Let’s say you want to lose some weight. Which of these foods would you choose: A skim-milk latte, or the same drink with whole milk? A low-cal breakfast bar, or steak and eggs? A salad tossed in light dressing, or the same salad doused with buttermilk ranch?
If you’re like most Americans, you either aren’t sure how to answer, or you’re very sure—but very wrong. And it’s not your fault. It’s the fault, experts say, of decades of flawed or misleading nutrition advice—advice that was never based on solid science.
The US Department of Agriculture, along with the agency that is now called Health and Human Services, first released a set of national dietary guidelines back in 1980. That 20-page booklet trained its focus primarily on three health villains: fat, saturated fat, and cholesterol.
“The science that these guidelines were based on was wrong,” Robert Lustig, a neuroendocrinologist at the University of California, San Francisco, told VICE. In particular, the idea that cutting fat from a person’s diet would offer some health benefit was never backed by hard evidence, Lustig said.
Just this week, some of Lustig’s colleagues at UCSF released an incendiary report revealing that in the 1960s, sugar industry lobbyists funded research that linked heart disease to fat and cholesterol while downplaying evidence that sugar was the real killer.
Nina Teicholz, a science journalist and author of the The Big Fat Surprise, said a lot of the early anti-fat push came from the American Heart Association (AHA), which based its anti-fat stance on the fact that fat is roughly twice as calorie-dense as protein and carbohydrates.
“[The AHA] had no clinical data to show that a low-fat diet alone would help with obesity or heart disease,” Teicholz told VICE. But because fat was high in calories, they adopted this anti-fat position, and the government followed their lead. Surely the 1960s research rigged by the Sugar Association, which was published in the prestigious New England Journal of Medicine, added to our collective fat fears.
By the 1990s, when Teicholz says the epidemiological data started piling up to show that a low-fat, high-carb diet did not help with weight loss or heart disease—calories be damned—much of the damage was already done.
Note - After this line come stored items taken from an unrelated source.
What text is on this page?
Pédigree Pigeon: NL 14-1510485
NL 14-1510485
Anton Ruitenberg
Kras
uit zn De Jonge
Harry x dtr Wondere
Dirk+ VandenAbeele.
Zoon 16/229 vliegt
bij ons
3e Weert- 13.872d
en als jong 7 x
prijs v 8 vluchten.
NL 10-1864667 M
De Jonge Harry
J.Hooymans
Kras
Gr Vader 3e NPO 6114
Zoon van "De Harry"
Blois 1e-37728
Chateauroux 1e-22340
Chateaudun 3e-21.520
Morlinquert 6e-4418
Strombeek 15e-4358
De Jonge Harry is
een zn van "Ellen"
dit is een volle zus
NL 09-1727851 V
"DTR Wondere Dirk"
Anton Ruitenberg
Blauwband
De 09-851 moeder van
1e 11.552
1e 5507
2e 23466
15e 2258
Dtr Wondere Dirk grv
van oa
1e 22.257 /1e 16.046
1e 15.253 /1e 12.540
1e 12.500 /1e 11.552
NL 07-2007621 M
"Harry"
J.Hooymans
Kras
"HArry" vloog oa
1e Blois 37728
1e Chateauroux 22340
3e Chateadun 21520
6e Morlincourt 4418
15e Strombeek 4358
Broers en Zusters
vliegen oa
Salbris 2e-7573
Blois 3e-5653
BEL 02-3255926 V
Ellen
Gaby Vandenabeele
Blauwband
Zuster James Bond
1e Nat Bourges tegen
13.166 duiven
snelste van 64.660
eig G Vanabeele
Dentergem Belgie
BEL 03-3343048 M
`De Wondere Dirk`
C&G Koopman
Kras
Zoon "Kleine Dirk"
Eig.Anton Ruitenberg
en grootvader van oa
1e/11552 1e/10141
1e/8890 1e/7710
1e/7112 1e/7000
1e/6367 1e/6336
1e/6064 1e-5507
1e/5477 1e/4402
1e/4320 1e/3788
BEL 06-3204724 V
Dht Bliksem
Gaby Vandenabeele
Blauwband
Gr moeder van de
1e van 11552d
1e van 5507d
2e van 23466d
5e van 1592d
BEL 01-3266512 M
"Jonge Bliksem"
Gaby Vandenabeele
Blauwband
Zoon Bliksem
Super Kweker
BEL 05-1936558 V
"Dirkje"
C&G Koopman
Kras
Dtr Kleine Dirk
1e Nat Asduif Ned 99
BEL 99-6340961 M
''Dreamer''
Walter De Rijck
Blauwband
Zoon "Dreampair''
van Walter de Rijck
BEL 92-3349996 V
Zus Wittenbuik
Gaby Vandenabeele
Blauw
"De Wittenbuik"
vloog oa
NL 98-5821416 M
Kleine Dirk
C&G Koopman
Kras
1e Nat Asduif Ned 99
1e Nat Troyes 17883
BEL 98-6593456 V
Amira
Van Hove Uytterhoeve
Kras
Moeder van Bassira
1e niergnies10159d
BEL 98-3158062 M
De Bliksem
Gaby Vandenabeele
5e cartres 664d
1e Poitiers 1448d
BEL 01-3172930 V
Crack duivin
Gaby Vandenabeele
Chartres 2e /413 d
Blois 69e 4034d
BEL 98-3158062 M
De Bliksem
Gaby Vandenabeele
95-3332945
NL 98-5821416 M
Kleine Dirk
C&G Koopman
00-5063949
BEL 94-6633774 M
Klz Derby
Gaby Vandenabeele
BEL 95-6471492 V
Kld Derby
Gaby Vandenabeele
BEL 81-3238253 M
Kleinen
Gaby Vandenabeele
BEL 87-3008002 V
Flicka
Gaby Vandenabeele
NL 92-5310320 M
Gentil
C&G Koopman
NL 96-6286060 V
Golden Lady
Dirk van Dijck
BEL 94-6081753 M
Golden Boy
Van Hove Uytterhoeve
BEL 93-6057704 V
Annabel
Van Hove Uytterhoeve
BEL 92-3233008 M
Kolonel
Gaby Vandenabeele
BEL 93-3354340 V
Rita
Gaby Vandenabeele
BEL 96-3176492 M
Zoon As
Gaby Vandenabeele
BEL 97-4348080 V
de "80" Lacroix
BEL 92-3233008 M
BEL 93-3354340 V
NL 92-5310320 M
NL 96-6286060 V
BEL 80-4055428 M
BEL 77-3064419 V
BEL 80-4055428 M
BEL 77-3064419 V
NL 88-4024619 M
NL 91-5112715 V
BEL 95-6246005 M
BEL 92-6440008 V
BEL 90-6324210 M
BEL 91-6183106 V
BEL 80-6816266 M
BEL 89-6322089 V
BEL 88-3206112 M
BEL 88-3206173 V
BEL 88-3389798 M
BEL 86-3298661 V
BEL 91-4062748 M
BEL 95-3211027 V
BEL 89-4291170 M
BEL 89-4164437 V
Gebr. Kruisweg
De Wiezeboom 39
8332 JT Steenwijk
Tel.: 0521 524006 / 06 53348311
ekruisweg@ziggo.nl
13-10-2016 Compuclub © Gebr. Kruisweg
The US public was deep in what nutrition experts sometimes call “the Snackwell phenomenon”—a devotion to low-fat and low-calorie processed snack foods, which people pounded by the bagful because they believed them to be healthy.
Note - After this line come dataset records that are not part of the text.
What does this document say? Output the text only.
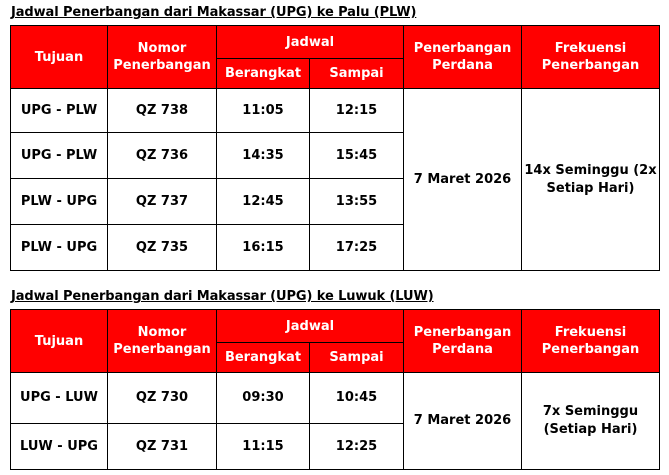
Jadwal Penerbangan dari Makassar (UPG) ke Palu (PLW)
Tujuan	Nomor Penerbangan	Jadwal		Penerbangan Perdana	Frekuensi Penerbangan
		Berangkat	Sampai		
UPG - PLW	QZ 738	11:05	12:15	7 Maret 2026	14x Seminggu (2x Setiap Hari)
UPG - PLW	QZ 736	14:35	15:45		
PLW - UPG	QZ 737	12:45	13:55		
PLW - UPG	QZ 735	16:15	17:25		
Jadwal Penerbangan dari Makassar (UPG) ke Luwuk (LUW)
Tujuan	Nomor Penerbangan	Jadwal		Penerbangan Perdana	Frekuensi Penerbangan
		Berangkat	Sampai		
UPG - LUW	QZ 730	09:30	10:45	7 Maret 2026	7x Seminggu (Setiap Hari)
LUW - UPG	QZ 731	11:15	12:25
“This advice [to avoid fat] allowed the food industry to go hog-wild promoting low-fat, carb-heavy packaged foods as ‘light’ or ‘healthy,’ and that’s been a disaster for public health,” Lustig said.
The stats back him up. Since the US government first published a set of national nutrition guidelines in 1980, rates of obesity and related diseases like diabetes have more than doubled. “Childhood diabetes was basically unheard of, and now it’s an epidemic,” Lustig said.